Dear ALL,
I am trying to replace atypical aminoacid (one letter symbol like U), that is either leucine or isoleucine.
I have a long bacterial protein fasta-file with the single line headers and single line seqs.
I need to produce the modified fasta-file with the replaced atypical aminoacids and an additional file saying where they where situated before the substitution. I have a very strange result - probably I made a mistake in curly brace positions.
I am looking at this file for too long, I've not seen any obvious mistake.

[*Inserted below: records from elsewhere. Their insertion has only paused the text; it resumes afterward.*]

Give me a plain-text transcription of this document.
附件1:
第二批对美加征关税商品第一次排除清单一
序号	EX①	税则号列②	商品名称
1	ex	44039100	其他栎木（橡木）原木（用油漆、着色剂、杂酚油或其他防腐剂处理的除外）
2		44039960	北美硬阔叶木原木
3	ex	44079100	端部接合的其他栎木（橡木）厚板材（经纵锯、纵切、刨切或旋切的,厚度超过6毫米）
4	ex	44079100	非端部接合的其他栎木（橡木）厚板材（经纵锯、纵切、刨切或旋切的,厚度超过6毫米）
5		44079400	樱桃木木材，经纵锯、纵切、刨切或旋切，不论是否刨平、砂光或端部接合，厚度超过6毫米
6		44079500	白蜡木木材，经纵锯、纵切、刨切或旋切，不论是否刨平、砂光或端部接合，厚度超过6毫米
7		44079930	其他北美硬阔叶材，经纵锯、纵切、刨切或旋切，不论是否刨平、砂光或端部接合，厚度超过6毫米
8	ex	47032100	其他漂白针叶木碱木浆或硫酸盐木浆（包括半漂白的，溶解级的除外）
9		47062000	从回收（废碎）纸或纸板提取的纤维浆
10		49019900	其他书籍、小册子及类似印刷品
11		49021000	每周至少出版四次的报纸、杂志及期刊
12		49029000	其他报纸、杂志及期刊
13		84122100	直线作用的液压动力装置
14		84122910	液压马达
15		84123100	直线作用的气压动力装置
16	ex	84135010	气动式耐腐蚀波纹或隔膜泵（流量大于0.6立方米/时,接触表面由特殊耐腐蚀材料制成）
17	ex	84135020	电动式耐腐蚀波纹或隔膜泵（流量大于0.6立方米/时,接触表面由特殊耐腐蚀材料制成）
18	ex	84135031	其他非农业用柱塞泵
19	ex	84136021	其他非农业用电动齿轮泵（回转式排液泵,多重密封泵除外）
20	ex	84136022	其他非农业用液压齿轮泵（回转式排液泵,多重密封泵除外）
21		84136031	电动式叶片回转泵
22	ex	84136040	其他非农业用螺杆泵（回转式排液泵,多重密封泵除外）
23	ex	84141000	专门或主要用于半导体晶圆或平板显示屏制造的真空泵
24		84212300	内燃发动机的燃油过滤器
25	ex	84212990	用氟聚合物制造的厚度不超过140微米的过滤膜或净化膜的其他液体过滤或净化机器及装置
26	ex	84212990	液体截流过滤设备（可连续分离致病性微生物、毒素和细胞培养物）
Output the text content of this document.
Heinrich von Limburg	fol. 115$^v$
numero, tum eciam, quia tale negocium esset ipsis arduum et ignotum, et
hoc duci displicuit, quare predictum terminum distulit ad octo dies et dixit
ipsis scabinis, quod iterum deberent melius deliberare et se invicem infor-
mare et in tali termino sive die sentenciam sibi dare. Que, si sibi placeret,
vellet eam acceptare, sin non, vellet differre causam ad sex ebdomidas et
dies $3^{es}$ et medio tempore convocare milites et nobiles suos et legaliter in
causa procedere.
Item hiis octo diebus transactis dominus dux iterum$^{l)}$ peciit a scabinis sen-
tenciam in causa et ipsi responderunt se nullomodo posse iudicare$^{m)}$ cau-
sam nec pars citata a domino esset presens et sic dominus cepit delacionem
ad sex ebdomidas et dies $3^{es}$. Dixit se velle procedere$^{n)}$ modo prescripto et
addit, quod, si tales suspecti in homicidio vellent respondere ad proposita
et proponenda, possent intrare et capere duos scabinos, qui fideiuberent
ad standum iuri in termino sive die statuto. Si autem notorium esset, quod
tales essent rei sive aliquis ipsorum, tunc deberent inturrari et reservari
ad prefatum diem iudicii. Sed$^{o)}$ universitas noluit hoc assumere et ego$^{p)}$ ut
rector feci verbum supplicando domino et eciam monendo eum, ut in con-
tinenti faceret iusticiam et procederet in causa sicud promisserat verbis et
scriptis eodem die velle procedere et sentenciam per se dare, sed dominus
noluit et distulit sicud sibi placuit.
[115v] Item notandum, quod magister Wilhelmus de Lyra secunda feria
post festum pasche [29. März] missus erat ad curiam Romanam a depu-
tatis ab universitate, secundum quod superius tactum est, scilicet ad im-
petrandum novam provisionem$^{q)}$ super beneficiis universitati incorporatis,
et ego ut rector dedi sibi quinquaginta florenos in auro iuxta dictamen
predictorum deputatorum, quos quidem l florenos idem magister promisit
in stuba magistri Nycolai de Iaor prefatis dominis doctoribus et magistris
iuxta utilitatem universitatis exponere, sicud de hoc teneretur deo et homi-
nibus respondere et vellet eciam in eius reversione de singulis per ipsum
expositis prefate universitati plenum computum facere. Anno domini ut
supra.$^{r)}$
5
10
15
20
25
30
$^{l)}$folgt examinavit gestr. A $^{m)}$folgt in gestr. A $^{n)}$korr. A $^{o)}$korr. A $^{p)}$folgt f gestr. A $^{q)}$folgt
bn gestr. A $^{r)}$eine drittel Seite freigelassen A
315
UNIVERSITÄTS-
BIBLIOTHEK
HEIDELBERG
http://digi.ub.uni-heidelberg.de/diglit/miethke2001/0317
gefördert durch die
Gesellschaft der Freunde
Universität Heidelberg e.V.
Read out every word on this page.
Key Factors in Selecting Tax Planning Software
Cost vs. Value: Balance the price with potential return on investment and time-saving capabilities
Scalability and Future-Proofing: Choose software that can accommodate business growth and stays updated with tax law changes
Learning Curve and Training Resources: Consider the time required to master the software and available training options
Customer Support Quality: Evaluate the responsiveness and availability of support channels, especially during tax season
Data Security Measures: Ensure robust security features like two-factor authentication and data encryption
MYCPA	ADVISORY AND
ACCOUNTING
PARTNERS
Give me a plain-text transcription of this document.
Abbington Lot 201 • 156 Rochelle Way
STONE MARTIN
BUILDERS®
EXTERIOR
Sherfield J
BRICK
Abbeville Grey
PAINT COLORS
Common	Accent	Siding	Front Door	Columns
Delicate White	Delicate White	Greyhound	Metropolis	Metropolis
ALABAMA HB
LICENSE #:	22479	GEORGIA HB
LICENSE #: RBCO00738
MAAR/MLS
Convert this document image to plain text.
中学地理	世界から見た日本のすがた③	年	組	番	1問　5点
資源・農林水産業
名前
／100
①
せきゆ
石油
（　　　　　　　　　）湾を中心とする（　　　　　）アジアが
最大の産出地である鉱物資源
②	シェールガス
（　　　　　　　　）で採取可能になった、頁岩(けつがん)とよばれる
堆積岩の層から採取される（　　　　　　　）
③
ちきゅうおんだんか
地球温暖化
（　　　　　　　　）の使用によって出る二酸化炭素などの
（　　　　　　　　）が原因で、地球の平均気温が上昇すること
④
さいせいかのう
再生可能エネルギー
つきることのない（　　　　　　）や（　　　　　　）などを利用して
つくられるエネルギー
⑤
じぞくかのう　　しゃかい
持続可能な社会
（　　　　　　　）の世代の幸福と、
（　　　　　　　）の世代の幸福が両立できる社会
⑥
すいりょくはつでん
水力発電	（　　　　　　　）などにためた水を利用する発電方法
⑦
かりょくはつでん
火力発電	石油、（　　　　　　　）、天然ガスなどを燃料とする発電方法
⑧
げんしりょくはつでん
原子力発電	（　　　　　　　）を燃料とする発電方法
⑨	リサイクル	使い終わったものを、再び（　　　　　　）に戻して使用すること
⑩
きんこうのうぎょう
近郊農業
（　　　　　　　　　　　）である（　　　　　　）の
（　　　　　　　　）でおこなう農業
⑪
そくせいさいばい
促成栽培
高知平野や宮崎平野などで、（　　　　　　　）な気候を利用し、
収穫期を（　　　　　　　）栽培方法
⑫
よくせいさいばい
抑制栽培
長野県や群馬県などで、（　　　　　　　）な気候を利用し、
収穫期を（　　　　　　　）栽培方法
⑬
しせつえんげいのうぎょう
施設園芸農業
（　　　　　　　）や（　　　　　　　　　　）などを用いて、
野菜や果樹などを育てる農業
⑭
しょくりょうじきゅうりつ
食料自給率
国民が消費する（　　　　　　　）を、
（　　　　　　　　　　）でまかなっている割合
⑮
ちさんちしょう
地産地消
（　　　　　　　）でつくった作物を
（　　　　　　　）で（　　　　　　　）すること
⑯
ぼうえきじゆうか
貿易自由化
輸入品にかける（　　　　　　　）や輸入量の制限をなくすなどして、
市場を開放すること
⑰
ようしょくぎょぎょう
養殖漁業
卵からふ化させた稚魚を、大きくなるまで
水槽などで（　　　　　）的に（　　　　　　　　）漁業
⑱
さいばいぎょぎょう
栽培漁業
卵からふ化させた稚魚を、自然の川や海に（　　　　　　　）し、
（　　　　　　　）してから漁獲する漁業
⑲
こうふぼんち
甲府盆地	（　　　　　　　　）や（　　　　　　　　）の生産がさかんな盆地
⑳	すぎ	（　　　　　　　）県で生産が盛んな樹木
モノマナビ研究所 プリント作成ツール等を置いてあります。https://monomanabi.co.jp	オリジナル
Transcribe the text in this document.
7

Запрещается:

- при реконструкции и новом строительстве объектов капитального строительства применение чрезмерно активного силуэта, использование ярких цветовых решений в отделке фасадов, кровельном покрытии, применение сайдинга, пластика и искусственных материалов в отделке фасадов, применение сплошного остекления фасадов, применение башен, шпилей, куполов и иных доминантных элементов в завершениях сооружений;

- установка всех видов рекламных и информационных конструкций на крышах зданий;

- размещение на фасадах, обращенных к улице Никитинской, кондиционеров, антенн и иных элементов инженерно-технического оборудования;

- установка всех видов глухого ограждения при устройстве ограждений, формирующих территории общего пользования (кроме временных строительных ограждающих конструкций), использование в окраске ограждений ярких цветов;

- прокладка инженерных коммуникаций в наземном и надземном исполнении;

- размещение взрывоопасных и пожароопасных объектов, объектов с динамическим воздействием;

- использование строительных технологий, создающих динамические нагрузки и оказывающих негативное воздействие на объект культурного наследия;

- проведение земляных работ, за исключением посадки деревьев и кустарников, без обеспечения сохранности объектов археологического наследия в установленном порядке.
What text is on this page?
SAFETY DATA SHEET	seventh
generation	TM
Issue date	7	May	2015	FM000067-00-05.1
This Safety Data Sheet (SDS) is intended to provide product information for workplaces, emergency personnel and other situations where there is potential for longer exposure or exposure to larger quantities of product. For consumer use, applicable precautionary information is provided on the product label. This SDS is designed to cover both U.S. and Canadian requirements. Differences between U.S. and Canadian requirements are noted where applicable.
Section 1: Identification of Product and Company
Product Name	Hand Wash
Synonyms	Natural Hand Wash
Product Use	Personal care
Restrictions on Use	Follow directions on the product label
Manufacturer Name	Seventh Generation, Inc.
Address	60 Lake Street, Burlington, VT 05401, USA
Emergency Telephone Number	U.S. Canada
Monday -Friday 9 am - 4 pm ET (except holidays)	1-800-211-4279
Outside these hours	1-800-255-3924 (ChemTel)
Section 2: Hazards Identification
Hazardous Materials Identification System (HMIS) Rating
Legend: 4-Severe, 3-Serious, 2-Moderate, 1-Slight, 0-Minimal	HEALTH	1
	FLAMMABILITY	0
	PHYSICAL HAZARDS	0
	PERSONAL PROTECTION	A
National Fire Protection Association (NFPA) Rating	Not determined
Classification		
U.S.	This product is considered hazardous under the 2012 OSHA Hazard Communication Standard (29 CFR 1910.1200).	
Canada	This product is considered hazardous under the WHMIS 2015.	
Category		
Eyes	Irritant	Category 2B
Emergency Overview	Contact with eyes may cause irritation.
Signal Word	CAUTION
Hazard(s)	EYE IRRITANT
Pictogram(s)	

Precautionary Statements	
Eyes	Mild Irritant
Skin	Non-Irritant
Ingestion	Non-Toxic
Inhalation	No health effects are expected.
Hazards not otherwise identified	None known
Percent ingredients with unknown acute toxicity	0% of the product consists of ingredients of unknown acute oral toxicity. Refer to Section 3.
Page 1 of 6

Please, help me to find it! Thank you very much!
Sincerely yours,
Natasha
#!/bin/env perl
use strict;
use warnings;
my $file_name1;
my $file_name2;
my $file_name3;
my $file_name4;
my $line;
my @seq_line;
my @string;
$file_name1 = $ARGV[0];
$file_name2 = $ARGV[1];
$file_name3 = $ARGV[2];
$file_name4 = $ARGV[3];
open(IN1, "<".$file_name2) or die; # fasta-file with lines as headers and protein seqs
open(OUT1, ">".$file_name3) or die; # my file headers and seqpositions of the wrong aa symb
open(OUT2, ">".$file_name4) or die; #modified fasta –file - programs do not like atypical aas.
while(my $line=<IN1>) {
next if $line =~ /^\s$/; # skip empty line
# next if $line =~ /^>/;
# I have to print this line to my output file
if($line =~ /^>/) {
print OUT1 $line;
# print OUT2 $line."\n";
# next;
}
# split the whole seq into the aminoacids. No new-line symbol
my @seq_line = split(//, $line);
for(my $i=0; $i< scalar(@seq_line); $i++) {
if ($seq_line[$i] eq "U") {
$line=~s/U/L/;
print OUT1 "position".$i." .atypical.protsymbol"."_".$file_name3."\n";
}
elsif ($seq_line[$i] eq "u"){
$line=~s/u/l/;
print OUT1 "position ".$i." .atypical.protsymbol"."_".$file_name3."\n";
}
}
print OUT2 $line."\n";
}
next;
}
close(IN1);
close(OUT1);
close(OUT2);
Thank you very much, I will try. The position is the main point - I won't be able to find the particular L without it. And it will give me a respective header, am I right?